Most people with diabetes must monitor their blood sugar levels and do so by pricking their fingers for a blood test on a glucose monitor. However, residue on their fingers, monitor errors, and other issues can cause inaccurate readings.
An artificial pancreas reduces the risk of this type of error by collecting data from a sensor underneath the skin. It does the work of automatically adjusting insulin for the subject’s needs at that moment.
“The device is going from a lab model to use on a human being, a moving, breathing, exercising person,” said Littlejohn, who is also the Associate Clinical Director of UChicago’s Kovler Diabetes Center. “It will then go beyond the CRC to further testing, and then hopefully, it will go home for patients to use.”

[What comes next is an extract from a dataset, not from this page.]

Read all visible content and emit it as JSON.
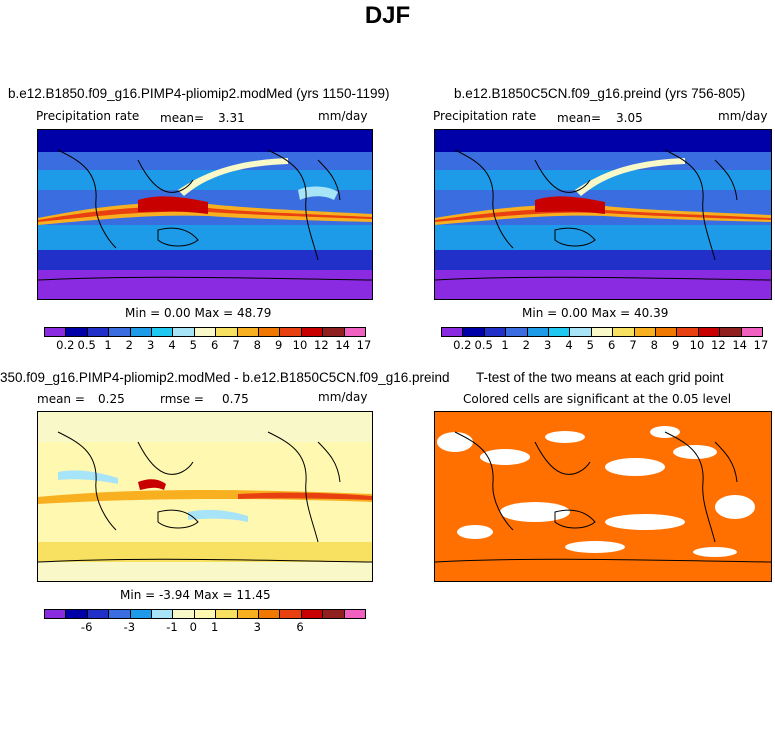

But before it can go to patients’ homes, the device has to become portable.
The algorithm currently is stored on a laptop, which means its need for a computer limits mobility. Littlejohn’s team hopes to put the algorithm into a cell phone that receives metabolic information and then instructs the pump what dose of insulin to give.
Physicians could also monitor all of their patients’ data remotely if that information is synced to a cloud storage program.
Within the next few years, Littlejohn said they want to take the device to a younger population, as diabetes is a common chronic disease among adolescents and children. She plans to take the arm bands and artificial pancreas to camps for children with diabetes, where medical personnel would be available to help monitor its use.
The research team, which includes Cinar and UIC’s Laurie Quinn, PhD, RN, have published their trial results in journals such as IEEE Transactions on Biomedical Engineering, Industrial & Engineering Chemistry Research, the Journal of Diabetes Science and Technology, and Diabetes Technology & Therapeutics.